The two groups of nine were not too difficult to find, although I think this was a stroke of luck. In a typical population we expect there to be about 50% "neither" types, people who are classified as "afternoon" types. However, I would say that currently the true distribution of morning, afternoon and evening people is not particularly well established. It would certainly be useful to have a survey of several thousand people to establish this.
Estimates thus far suggest that 50% of the population is afternoon types and 25% morning and 25% evening types.
CRITICAL BENCH: What behaviors characterize extreme morning and night people?
Extreme morning people are typically characterized by the following traits:
Waking up early without the need for an alarm
Waking up at the same time every morning regardless of when you go to bed
Feeling energetic and alert first thing in the morning
Having a preference for doing physical and mental tasks in the morning
Begins to feel tired and slows down in energy level as the day goes on, especially after dinner.
Extreme evening people are typically characterized by the following traits:
Need an alarm to wake up in the morning
Will sleep late if they go to bed late
Feels very sluggish in the morning and takes a long time to properly wake up
Has a preference for physical and mental tasks later in the evening
Begins to feel at their peak later in the evening, typically after dinner
CRITICAL BENCH: Was there a noticeable difference in performance between the two groups?
Yes.
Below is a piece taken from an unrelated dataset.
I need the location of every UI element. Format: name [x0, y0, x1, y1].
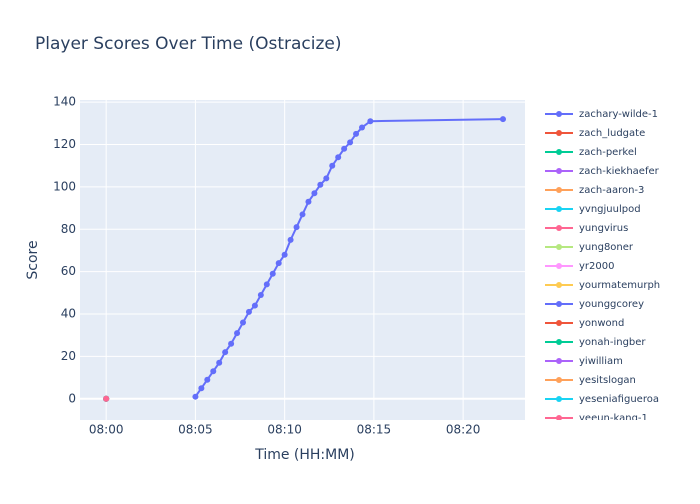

Morning people were very stable in their performance with no big changes throughout the day. Evening people grew stronger as the day progressed reaching their peak by 9:00 pm.
CRITICAL BENCH: It seems that the night group experiences maximal central nervous system drive around 9:00pm. What is maximal central nervous system drive?
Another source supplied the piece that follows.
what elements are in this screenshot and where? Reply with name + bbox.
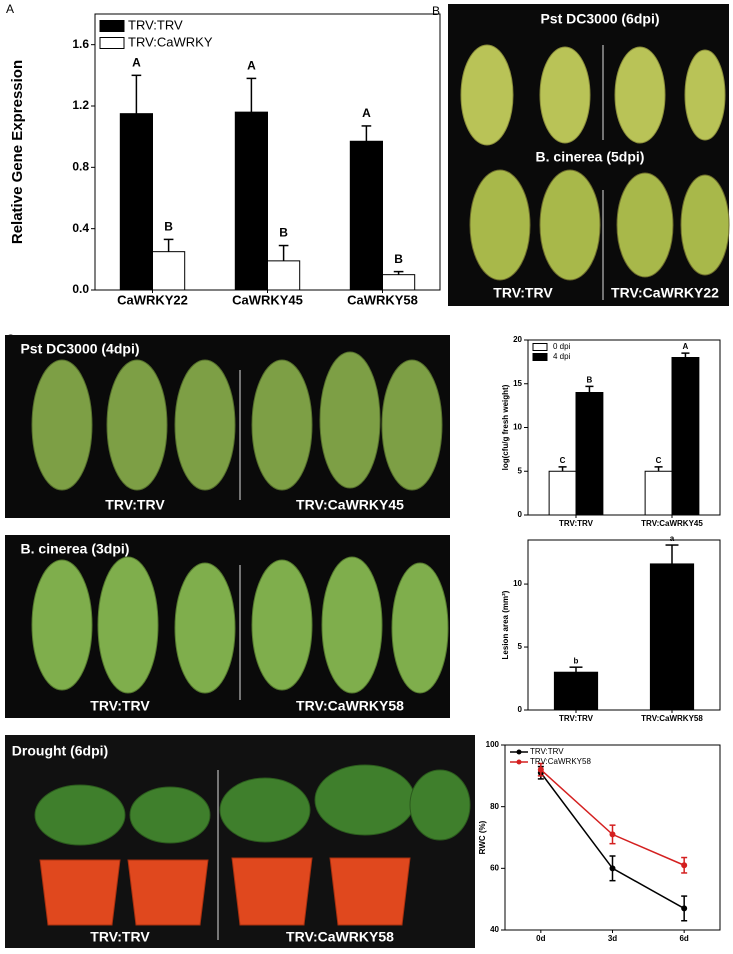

Maximal central nervous system drive in this case refers to the ability of the central nervous system to maximally activate muscle tissue. When the central nervous system is "more excitable" it will be easier to generate more force with the same amount of voluntary effort. Thus when we have maximal excitability within the central nervous system we maximize the ability to generate muscular forces with the same amount of voluntary effort.
Think of "excitability" as analogous to the gain knob on an amplifier. The amplifier increases the signal when the gain is turned up even though the input (maximal voluntary effort in this case) stays the same.
CRITICAL BENCH: There seems to be a certain inherent importance associated with the phenomena of "spikes" whether it comes from periodization, supplementation, or sensitivity manipulation. Does a spike in central nervous system drive appear more beneficial than a more constant drive profile?
That is an interesting question. If people that have large "spikes" in central nervous system excitability can identify when these occur I think it could be useful to train at those specific times to maximize athletic performance and gains. Our results would suggest that morning people do not have these spikes while evening people do. However it remains to be determined if this is a benefit for evening people compared to morning people.
CRITICAL BENCH: Are there any clear implications for athletes either in terms of organizing training or preparing for competition?
Our results would suggest that evening people are at a greater disadvantage if the competition occurs in the morning than a morning person who is competing in the evening. If an evening person knows in advance that they will have to compete in the morning it is likely beneficial for them to train in the morning for a period of time leading up to the competition; however I don't know of any research that has evaluated this specifically or how long this adaptation might take.
CRITICAL BENCH: How will this study impact your future research?
Some interesting questions have arisen from this research. For instance:
What are the effects of caffeine and other drugs that affect the central nervous system on morning vs evening people throughout the day?
How quickly can we convert a morning person to an evening person and vice versa?
We expect this relationship to also affect other muscle groups and more complex movements, but this should be tested.